Love's Lingo Lost

| 13 Aug 2014 | 07:30

    OK, listen to this one: A linguist loses his wife because he can’t communicate with her. No, it’s not a throwaway 1960s comedy that turned into a smash hit back then because the drugs were better. That’s the actual plot of Julia Cho’s play [The Language Archive], being given a sumptuous new production Off-Broadway by Roundabout Theatre Company that can’t disguise how thin the show is.

    Cho’s character and situations all feel like faded carbons of Sarah Ruhl, from the linguist’s wife warning him of her impending departure via notes hidden throughout the house to the hurried and flat wrap up at the show’s end. But Ruhl still manages to tug at your emotions, even as her shows feel less impressive. Cho’s play about love and language keeps us at a chilly distance.

    Cho’s stock characters certainly don’t invite empathy: the linguist who can’t comprehend emotional responses; the love-struck assistant; the battling but ultimately adorable older couple. Everyone talks a lot about love (often in different languages), but there’s never been less of an emotional connection between characters and the audience.

    The actors try like hell. Matt Letscher nails the emotionally dead George, getting in touch with his feelings too late for a happy ending with his wife, Mary (Heidi Schreck, who fares better with the more stylized second act). And Jayne Houdyshell and John Horton give everything they’ve got to Alta and Resten, who have been flown in to archive their almost dead language for George, but spend most of the play arguing in English over her cooking and his selfishness.

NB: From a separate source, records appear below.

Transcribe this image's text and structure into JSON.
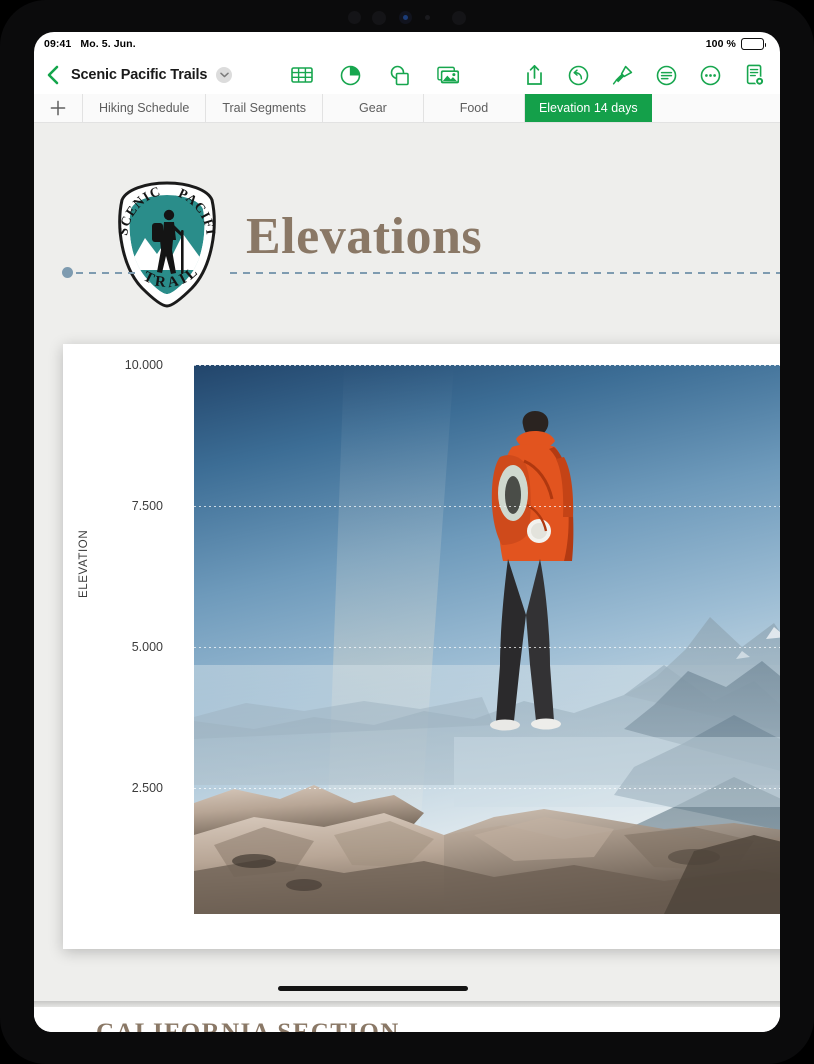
{
  "statusbar": {
    "time": "09:41",
    "date": "Mo. 5. Jun.",
    "battery_percent": "100 %",
    "battery_icon": "battery-full-icon"
  },
  "toolbar": {
    "back_icon": "back-chevron-icon",
    "doc_title": "Scenic Pacific Trails",
    "title_chevron_icon": "chevron-down-icon",
    "center_tools": [
      {
        "name": "insert-table-icon",
        "label": "Table"
      },
      {
        "name": "insert-chart-icon",
        "label": "Chart"
      },
      {
        "name": "insert-shape-icon",
        "label": "Shape"
      },
      {
        "name": "insert-media-icon",
        "label": "Media"
      }
    ],
    "right_tools": [
      {
        "name": "share-icon",
        "label": "Share"
      },
      {
        "name": "undo-icon",
        "label": "Undo"
      },
      {
        "name": "format-brush-icon",
        "label": "Format"
      },
      {
        "name": "format-panel-icon",
        "label": "Format Panel"
      },
      {
        "name": "more-options-icon",
        "label": "More"
      },
      {
        "name": "document-options-icon",
        "label": "Document"
      }
    ]
  },
  "tabs": {
    "add_icon": "plus-icon",
    "items": [
      {
        "label": "Hiking Schedule",
        "active": false
      },
      {
        "label": "Trail Segments",
        "active": false
      },
      {
        "label": "Gear",
        "active": false
      },
      {
        "label": "Food",
        "active": false
      },
      {
        "label": "Elevation 14 days",
        "active": true
      }
    ],
    "active_color": "#14a04a"
  },
  "slide": {
    "title": "Elevations",
    "title_color": "#8a7866",
    "background": "#eeeeec",
    "logo": {
      "name": "scenic-pacific-trails-badge-logo",
      "text_top_left": "SCENIC",
      "text_top_right": "PACIFIC",
      "text_bottom": "TRAILS",
      "badge_color": "#2a8d8a"
    },
    "selection_handle_color": "#7e9bb0"
  },
  "next_slide": {
    "title": "CALIFORNIA SECTION"
  },
  "chart_data": {
    "type": "area",
    "title": "",
    "xlabel": "",
    "ylabel": "ELEVATION",
    "ylim": [
      0,
      10000
    ],
    "yticks": [
      10000,
      7500,
      5000,
      2500
    ],
    "ytick_labels": [
      "10.000",
      "7.500",
      "5.000",
      "2.500"
    ],
    "grid": true,
    "legend": "none",
    "image_fill": {
      "name": "hiker-summit-photo-fill",
      "description": "Photo of a hiker in an orange jacket with backpack standing on a rocky summit overlooking hazy layered mountain ridges, used as the chart series fill"
    },
    "series": [
      {
        "name": "Elevation",
        "values": []
      }
    ]
  },
  "home_indicator": "home-indicator"
}
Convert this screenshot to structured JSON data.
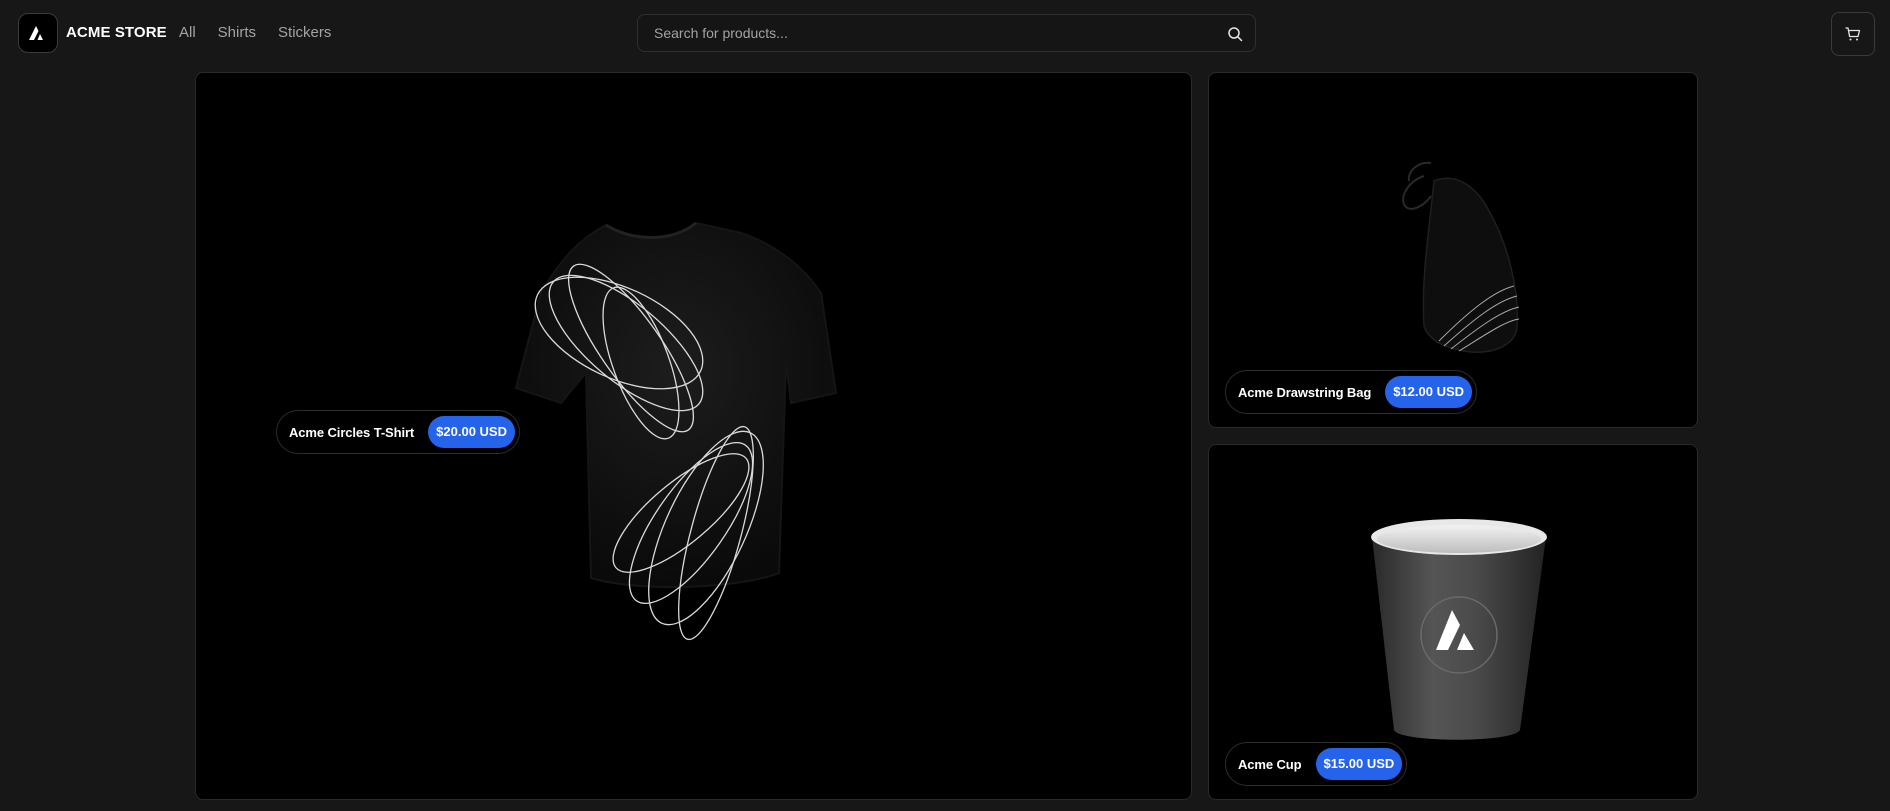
{
  "header": {
    "brand": "ACME STORE",
    "nav": [
      {
        "label": "All"
      },
      {
        "label": "Shirts"
      },
      {
        "label": "Stickers"
      }
    ],
    "search": {
      "placeholder": "Search for products...",
      "value": ""
    },
    "icons": {
      "logo": "acme-triangle-logo",
      "search": "search-icon",
      "cart": "cart-icon"
    }
  },
  "products": [
    {
      "title": "Acme Circles T-Shirt",
      "price": "$20.00 USD"
    },
    {
      "title": "Acme Drawstring Bag",
      "price": "$12.00 USD"
    },
    {
      "title": "Acme Cup",
      "price": "$15.00 USD"
    }
  ],
  "colors": {
    "background": "#171717",
    "tile": "#000000",
    "accent": "#2563eb"
  }
}
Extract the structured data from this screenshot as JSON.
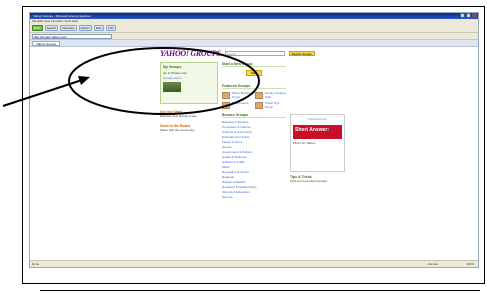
{
  "browser": {
    "title": "Yahoo! Groups - Microsoft Internet Explorer",
    "menu": "File  Edit  View  Favorites  Tools  Help",
    "toolbar_buttons": [
      "Search",
      "Favorites",
      "History",
      "Mail",
      "Print"
    ],
    "back_label": "Back",
    "address": "http://groups.yahoo.com/",
    "tab_label": "Yahoo! Groups",
    "status_text": "Done",
    "status_zone": "Internet",
    "zoom": "100%"
  },
  "yahoo": {
    "logo": "YAHOO! GROUPS",
    "search_placeholder": "Search",
    "search_button": "Search Groups",
    "top_links": "Sign In  New User?",
    "my_groups": {
      "title": "My Groups",
      "text": "Go to Photos.com",
      "link": "Groups Home"
    },
    "side_blocks": [
      {
        "title": "See the Stars",
        "text": "Discover new groups to join"
      },
      {
        "title": "Send to the Board",
        "text": "Share with the community"
      }
    ],
    "start_group": {
      "title": "Start a New Group",
      "button": "Start"
    },
    "featured": {
      "title": "Featured Groups",
      "items": [
        "Photo Sharing Group",
        "Family Cooking Club",
        "Book Lovers",
        "Travel Tips Group"
      ]
    },
    "browse": {
      "title": "Browse Groups",
      "items": [
        "Business & Finance",
        "Computers & Internet",
        "Cultures & Community",
        "Entertainment & Arts",
        "Family & Home",
        "Games",
        "Government & Politics",
        "Health & Wellness",
        "Hobbies & Crafts",
        "Music",
        "Recreation & Sports",
        "Regional",
        "Religion & Beliefs",
        "Romance & Relationships",
        "Schools & Education",
        "Science"
      ]
    },
    "ad": {
      "label": "Advertisement",
      "headline": "Short Answer:",
      "sub": "Find it on Yahoo!"
    },
    "tips": {
      "title": "Tips & Tricks",
      "text": "Find out more about groups"
    }
  }
}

    Then there’s Betty Gilpin, whose thin performance as George’s assistant Emma is the only one on stage that doesn’t offer glimmers of a deep inner life. She’s also one of those actors who resort to letting her hands slap against her legs to punctuate sentences, one of my particular pet peeves. Believe me, once you start noticing performers doing it, you’ll never be able to avoid seeing it again. She’s supposed to be an ingénue, but she comes across as forced bright cheer, like a cartoon character with pinwheels for eyes.

    As these characters (most of whom are multi-lingual) fumble for the words to express their feelings, Cho raises interesting points about how we use language in our everyday life; one of the show’s few genuinely touching moments comes when George begs his wife to return to him, because they’re the only two people in the world who speak their shared language.

    But Cho consistently chooses quirks over substance, all of which have been burnished into precociousness by director Mark Brokaw. A letter literally falls from the sky at an opportune moment; Emma begins to go blind from unrequited love for George; and the final scene finds all of the actors recapping the rest of the characters’ lives, a device more befitting a high school-set film than a play about the poetry and emotionalism of words. But one man’s poetry is another man’s doggerel.

    [The Language Archive]

    Through Dec. 19, Laura Pels Theatre, 111 W. 46th St. (betw. 6th & 7th Aves.), 212-719-1300; $71–$81.